Rainbow to Downpour

Almost every morning this week I set my alarm early, in hopes of getting up for a short jog before work.  My wide awake brain at 11pm or midnight knows it will be tough to get up on time, but it tells my alarm clock that it will be worth it to get some fresh air before 9 hours in an office building and that I won’t regret the choice by the time I get out on the sidewalk.  And almost every morning this week I managed to hit snooze too many times to make it out in time.  Why those extra 9 minutes (times 3) are so tempting to my groggy morning brain I’m not sure.  The silver lining was that I made it to work on time or early each day I failed to hit the sidewalks, but still that failure to make it up and out as hoped was this annoying thorn to the week.

Which brings this post to today, the one day I made it up an out in time to jog to Target and back before heading to Starbucks for grading and some work email.  Yes, the snooze button was still hit but happily not as much and the window was still open for a 20 minute jog before starting the day.  I put on a few layers, and a bandana with cute flowers on it.  As I walked through the parking lot to my traditional starting place, my eyes appreciated the mostly clear skies with hints of blue and purple among the clouds.  Over the freeway I spotted a rainbow and stood wonderstruck in the lot as I realized I could see an entire arch faintly shining against a blue backdrop.  My camera attempted to capture the sight, but I know those shots will not do justice to the wonder of that moment; this is why I need to get up in the morning: to see what wonders God has in store.  I headed north along the sidewalk for my short loop to Target and back, one I’ve done many times before and know lasts about 6 songs on the iPod.  A few raindrops began to come down half-way to my destination, but they were just the runaways from a single cloud and not worthy of real notice or redirection.  It was as I turned at the Target driveway that the other clouds joined in and brought drops cascading down my back and into puddles before me all the way home.  My apartment felt nice and toasty to a semi-drowned rat after I came across my front doorway again.

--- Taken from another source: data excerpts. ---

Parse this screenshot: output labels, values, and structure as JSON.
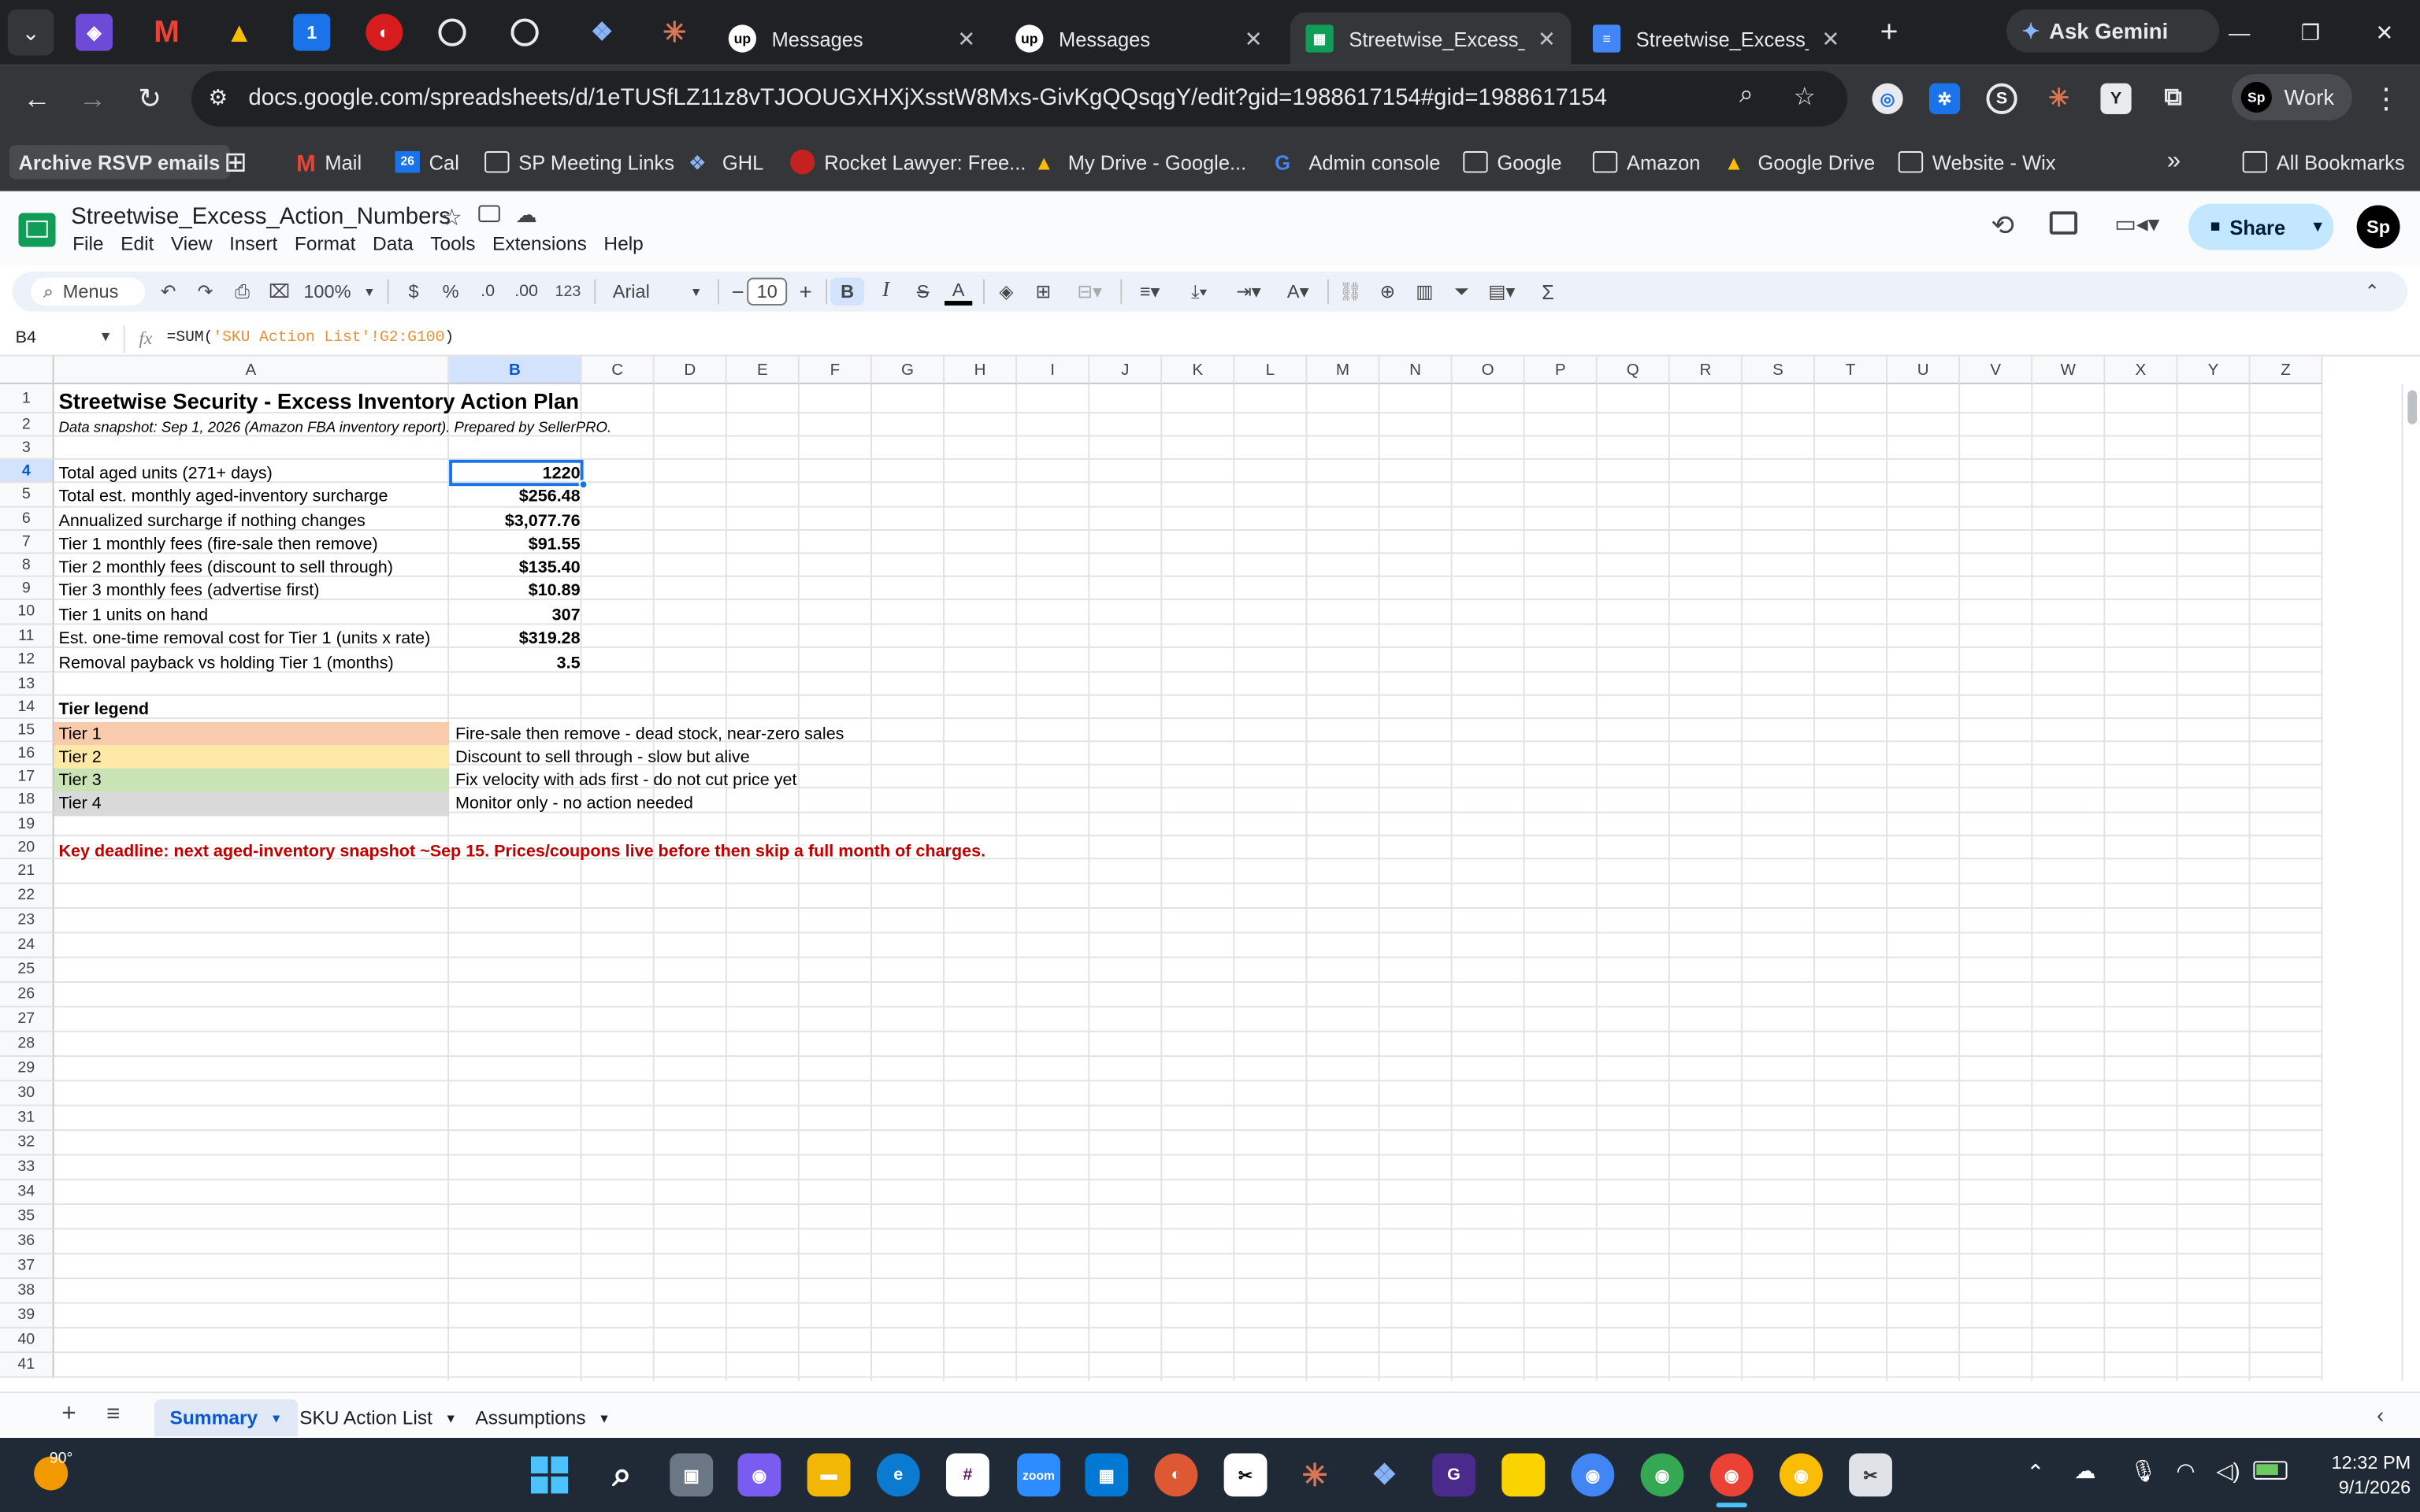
{
  "browser": {
    "tabs": [
      {
        "label": "Messages",
        "icon": "upwork-icon"
      },
      {
        "label": "Messages",
        "icon": "upwork-icon"
      },
      {
        "label": "Streetwise_Excess_Ac",
        "icon": "sheets-icon"
      },
      {
        "label": "Streetwise_Excess_In",
        "icon": "docs-icon"
      }
    ],
    "ask_gemini": "Ask Gemini",
    "url": "docs.google.com/spreadsheets/d/1eTUSfLZ11z8vTJOOUGXHXjXsstW8Mxs-GivKgQQsqgY/edit?gid=1988617154#gid=1988617154",
    "profile_label": "Work",
    "bookmarks": [
      "Archive RSVP emails",
      "Mail",
      "Cal",
      "SP Meeting Links",
      "GHL",
      "Rocket Lawyer: Free...",
      "My Drive - Google...",
      "Admin console",
      "Google",
      "Amazon",
      "Google Drive",
      "Website - Wix",
      "All Bookmarks"
    ],
    "cal_badge": "26"
  },
  "doc": {
    "title": "Streetwise_Excess_Action_Numbers",
    "menus": [
      "File",
      "Edit",
      "View",
      "Insert",
      "Format",
      "Data",
      "Tools",
      "Extensions",
      "Help"
    ],
    "share": "Share",
    "avatar": "Sp"
  },
  "toolbar": {
    "menus_search": "Menus",
    "zoom": "100%",
    "currency": "$",
    "percent": "%",
    "dec_less": ".0",
    "dec_more": ".00",
    "number_fmt": "123",
    "font": "Arial",
    "font_size": "10",
    "bold": "B",
    "italic": "I",
    "text_color": "A",
    "sum": "Σ"
  },
  "formula_bar": {
    "cell_ref": "B4",
    "fx": "fx",
    "formula_prefix": "=SUM(",
    "formula_ref": "'SKU Action List'!G2:G100",
    "formula_suffix": ")"
  },
  "columns": [
    "A",
    "B",
    "C",
    "D",
    "E",
    "F",
    "G",
    "H",
    "I",
    "J",
    "K",
    "L",
    "M",
    "N",
    "O",
    "P",
    "Q",
    "R",
    "S",
    "T",
    "U",
    "V",
    "W",
    "X",
    "Y",
    "Z"
  ],
  "rows": [
    "1",
    "2",
    "3",
    "4",
    "5",
    "6",
    "7",
    "8",
    "9",
    "10",
    "11",
    "12",
    "13",
    "14",
    "15",
    "16",
    "17",
    "18",
    "19",
    "20",
    "21",
    "22",
    "23",
    "24",
    "25",
    "26",
    "27",
    "28",
    "29",
    "30",
    "31",
    "32",
    "33",
    "34",
    "35",
    "36",
    "37",
    "38",
    "39",
    "40",
    "41"
  ],
  "sheet": {
    "title": "Streetwise Security - Excess Inventory Action Plan",
    "subtitle": "Data snapshot: Sep 1, 2026 (Amazon FBA inventory report). Prepared by SellerPRO.",
    "metrics": [
      {
        "label": "Total aged units (271+ days)",
        "value": "1220"
      },
      {
        "label": "Total est. monthly aged-inventory surcharge",
        "value": "$256.48"
      },
      {
        "label": "Annualized surcharge if nothing changes",
        "value": "$3,077.76"
      },
      {
        "label": "Tier 1 monthly fees (fire-sale then remove)",
        "value": "$91.55"
      },
      {
        "label": "Tier 2 monthly fees (discount to sell through)",
        "value": "$135.40"
      },
      {
        "label": "Tier 3 monthly fees (advertise first)",
        "value": "$10.89"
      },
      {
        "label": "Tier 1 units on hand",
        "value": "307"
      },
      {
        "label": "Est. one-time removal cost for Tier 1 (units x rate)",
        "value": "$319.28"
      },
      {
        "label": "Removal payback vs holding Tier 1 (months)",
        "value": "3.5"
      }
    ],
    "legend_heading": "Tier legend",
    "legend": [
      {
        "tier": "Tier 1",
        "desc": "Fire-sale then remove - dead stock, near-zero sales",
        "color": "#f9cbad"
      },
      {
        "tier": "Tier 2",
        "desc": "Discount to sell through - slow but alive",
        "color": "#fde8a6"
      },
      {
        "tier": "Tier 3",
        "desc": "Fix velocity with ads first - do not cut price yet",
        "color": "#c9e3b4"
      },
      {
        "tier": "Tier 4",
        "desc": "Monitor only - no action needed",
        "color": "#d9d9d9"
      }
    ],
    "deadline": "Key deadline: next aged-inventory snapshot ~Sep 15. Prices/coupons live before then skip a full month of charges.",
    "deadline_color": "#c00000"
  },
  "sheet_tabs": [
    {
      "label": "Summary",
      "active": true
    },
    {
      "label": "SKU Action List",
      "active": false
    },
    {
      "label": "Assumptions",
      "active": false
    }
  ],
  "taskbar": {
    "weather_temp": "90°",
    "time": "12:32 PM",
    "date": "9/1/2026"
  }
}
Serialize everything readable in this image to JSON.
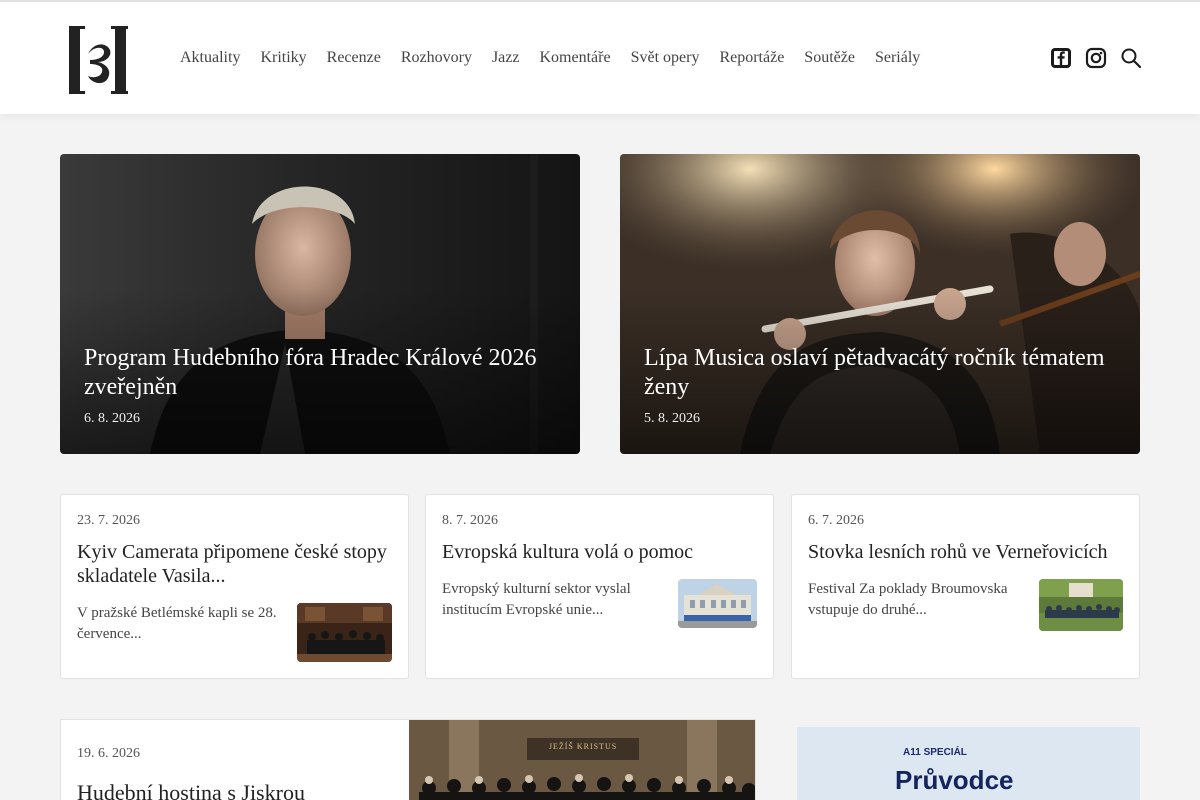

I sat for a few minutes on the couch, catching my breath and ditching my bandana.  Unlike the rhyme about entering as a lion and ending like a lamb, I had started under a blue sky and rainbow, then ended with the rain pouring down.  But if that rain had been there as I walked across the parking lot, would I have gone?  No.  I would have headed back to shower, back to a magazine, or back to bed (probably back to bed).  Sometimes the journey needs to start easy, to start beautiful so that when you are in the midst of the struggles, the downpour, you have that hopeful beauty to hold onto and too much work put in to back out now.  I read a sign a week ago that sums it up well: “When you feel like giving up, remember why you held on so long.”